The mother next argues that she was not required to notify the court or the father when she moved to the Boston area. Court approval for removal is appropriate when a custodial parent's relocation within the State “involve[s] significant disruption of the noncustodial parent's visitation rights and the parents cannot agree” about the relocation. D.C. v. J.S., 58 Mass.App.Ct. 351, 356, 790 N.E.2d 686 (2003). Cf. G.L. c. 208, § 30 (moving a minor child of divorced parents outside of Massachusetts may require leave of court). Here, there was evidence that the mother's relocation disrupted the father's visitation schedule with the children, supporting the judge's finding that the mother's relocation disregarded the best interests of the children.
The mother also argues that the judge erred in not awarding her custody of the children because she was their primary caretaker. This argument has no merit. The statute dealing with custody of children of divorced parents is G.L. c. 208, § 31, as amended by St.1989, c. 689. This statute does not, on its face, favor the primary caretaker over the other parent in custody determinations. Rather, it states that “the rights of the parents shall, in the absence of misconduct, be held to be equal, and the happiness and welfare of the children shall determine their custody.” G.L. c. 208, § 31. The mother's argument on this point is thus unavailing.
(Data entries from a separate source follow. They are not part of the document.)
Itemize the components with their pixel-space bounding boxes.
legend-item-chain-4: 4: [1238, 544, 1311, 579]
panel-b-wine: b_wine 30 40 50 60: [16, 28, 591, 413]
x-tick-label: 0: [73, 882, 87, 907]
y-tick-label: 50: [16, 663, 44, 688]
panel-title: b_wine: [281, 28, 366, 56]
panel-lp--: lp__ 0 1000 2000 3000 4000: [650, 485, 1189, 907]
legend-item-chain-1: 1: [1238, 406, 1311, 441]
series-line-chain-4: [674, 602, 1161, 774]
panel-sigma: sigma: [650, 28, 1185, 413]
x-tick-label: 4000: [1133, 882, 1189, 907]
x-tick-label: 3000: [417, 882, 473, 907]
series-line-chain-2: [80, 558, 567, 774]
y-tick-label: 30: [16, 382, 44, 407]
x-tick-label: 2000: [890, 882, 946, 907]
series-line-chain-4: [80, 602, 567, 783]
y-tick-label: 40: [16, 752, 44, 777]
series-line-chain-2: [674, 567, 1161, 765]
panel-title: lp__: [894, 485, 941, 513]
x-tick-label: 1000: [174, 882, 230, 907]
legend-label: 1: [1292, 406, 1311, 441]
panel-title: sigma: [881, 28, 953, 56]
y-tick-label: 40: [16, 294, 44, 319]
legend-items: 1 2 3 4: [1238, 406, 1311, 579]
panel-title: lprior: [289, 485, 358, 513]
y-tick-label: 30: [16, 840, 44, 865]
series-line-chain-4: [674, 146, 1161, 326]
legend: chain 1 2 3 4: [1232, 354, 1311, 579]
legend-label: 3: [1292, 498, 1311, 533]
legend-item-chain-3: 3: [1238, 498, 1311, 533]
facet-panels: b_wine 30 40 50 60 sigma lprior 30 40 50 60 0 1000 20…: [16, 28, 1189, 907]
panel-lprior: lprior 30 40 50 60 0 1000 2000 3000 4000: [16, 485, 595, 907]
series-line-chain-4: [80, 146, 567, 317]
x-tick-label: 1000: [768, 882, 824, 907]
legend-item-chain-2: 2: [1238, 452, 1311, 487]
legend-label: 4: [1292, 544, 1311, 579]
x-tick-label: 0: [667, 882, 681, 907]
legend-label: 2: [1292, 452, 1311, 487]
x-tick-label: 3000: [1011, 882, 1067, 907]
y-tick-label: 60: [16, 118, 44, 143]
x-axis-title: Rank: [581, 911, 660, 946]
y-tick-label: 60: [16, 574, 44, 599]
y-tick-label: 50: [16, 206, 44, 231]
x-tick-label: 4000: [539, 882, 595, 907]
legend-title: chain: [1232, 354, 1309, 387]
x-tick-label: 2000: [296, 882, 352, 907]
The mother additionally argues that the judge erred by awarding custody to the father who, the mother alleges, repeatedly abused the children. Even if the judge found that the father engaged in “a pattern or serious incident of abuse,” the father may be given custody over the children where “a preponderance of the evidence [suggests] that such custody award is in the best interests of the child[ren].” G.L. c. 208, § 31A, inserted by St.1998, c. 179, § 3. Here, the judge never found that the father engaged in abusive behavior. To the contrary, the judge found that the “[f]ather has demonstrated a continuing pattern in acting in accordance with the best interests of the children.” The judge did not err in awarding the father custody of the children.
The mother raises a variety of other alleged errors, including a claim that the judge erroneously and inequitably distributed the marital property. None of these other arguments, however, is properly supported by relevant citations. As such, they do not rise to the level of appellate argument within the meaning of Mass.R.A.P. 16(a)(4), as amended, 367 Mass. 921 (1975). Consequently, we deem them waived. See Selmark Assocs. v. Ehrlich, 467 Mass. 525, 540 (2014).
That rule provides, in relevant part, that appellate arguments “shall contain the contentions of the appellant with respect to the issues presented, and the reasons therefor, with citations to the authorities, statutes and parts of the record relied on.”
Judgment of divorce nisi entered on December 21, 2012, affirmed.